O recente episódio envolvendo o Louvre, porém, recoloca em evidência um ponto ainda subestimado no debate público: crimes não violentos, como o roubo de bens culturais, também demandam tutela internacional qualificada.

O tráfico de obras de arte e de patrimônio histórico segue sendo um delito de baixo risco e alto lucro, alimentado pela opacidade do mercado e pela fragmentação das respostas estatais.

O que alguns insistem em tratar como luxo é, na verdade, expressão de identidade coletiva, memória histórica e soberania cultural. A Interpol parte dessa premissa, ao reconhecer a cultura como interesse jurídico protegido, merecedor da mesma atenção dedicada à vida, à segurança e à integridade física.

Nesse contexto, o Banco de Dados de Obras de Arte Roubadas da organização cumpre papel central: dar rastreabilidade a um mercado em que o patrimônio cultural pode, com facilidade, converter-se em saque.

A existência do banco de dados não é apenas simbólica. Ela permite a identificação de peças subtraídas, inibe a circulação ilícita e oferece suporte técnico às investigações nacionais.

Ainda assim, a eficácia do sistema depende de algo que nem sempre acompanha a velocidade do crime: cooperação internacional efetiva e compartilhamento ágil de informações entre agências de aplicação da lei.

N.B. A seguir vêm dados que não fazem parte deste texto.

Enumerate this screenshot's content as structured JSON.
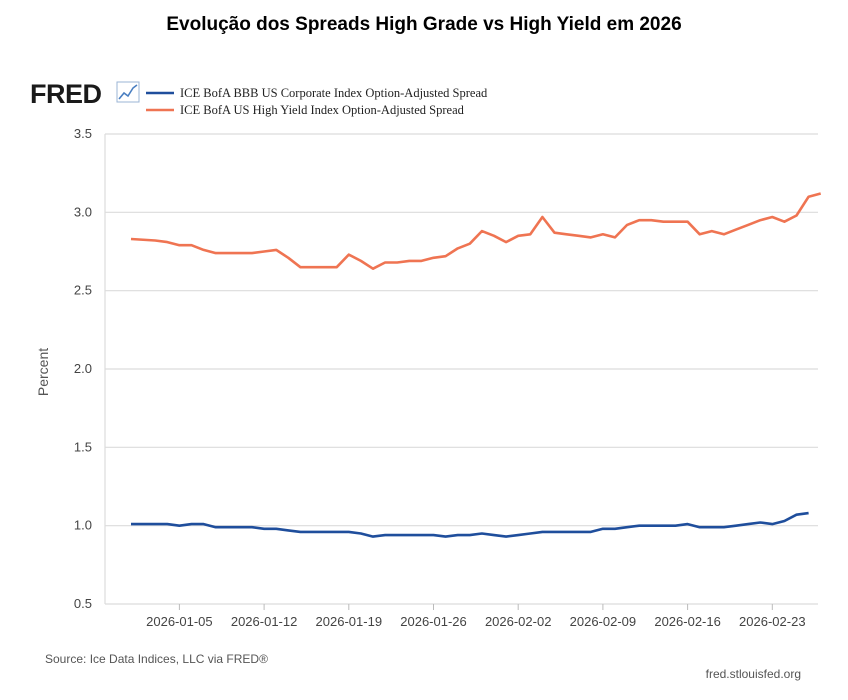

Há espaço evidente para aprimoramentos. A ampliação do banco de dados com atualizações em tempo real, a integração mais ampla de museus, casas de leilão e colecionadores privados, além de protocolos obrigatórios de verificação de procedência, fortaleceriam significativamente o combate ao tráfico ilícito.

Do mesmo modo, penalidades mais rigorosas e treinamento especializado para forças policiais e autoridades alfandegárias são medidas indispensáveis para reduzir a atratividade econômica desse tipo de crime.

O episódio do Louvre serve como alerta. Proteger bens culturais não é capricho elitista nem pauta secundária: é defesa da memória, da identidade e do patrimônio comum da humanidade.

Quando uma obra é roubada, perde-se mais do que um objeto, perde-se um fragmento da história coletiva. A resposta, portanto, precisa ser global, coordenada e à altura desse valor.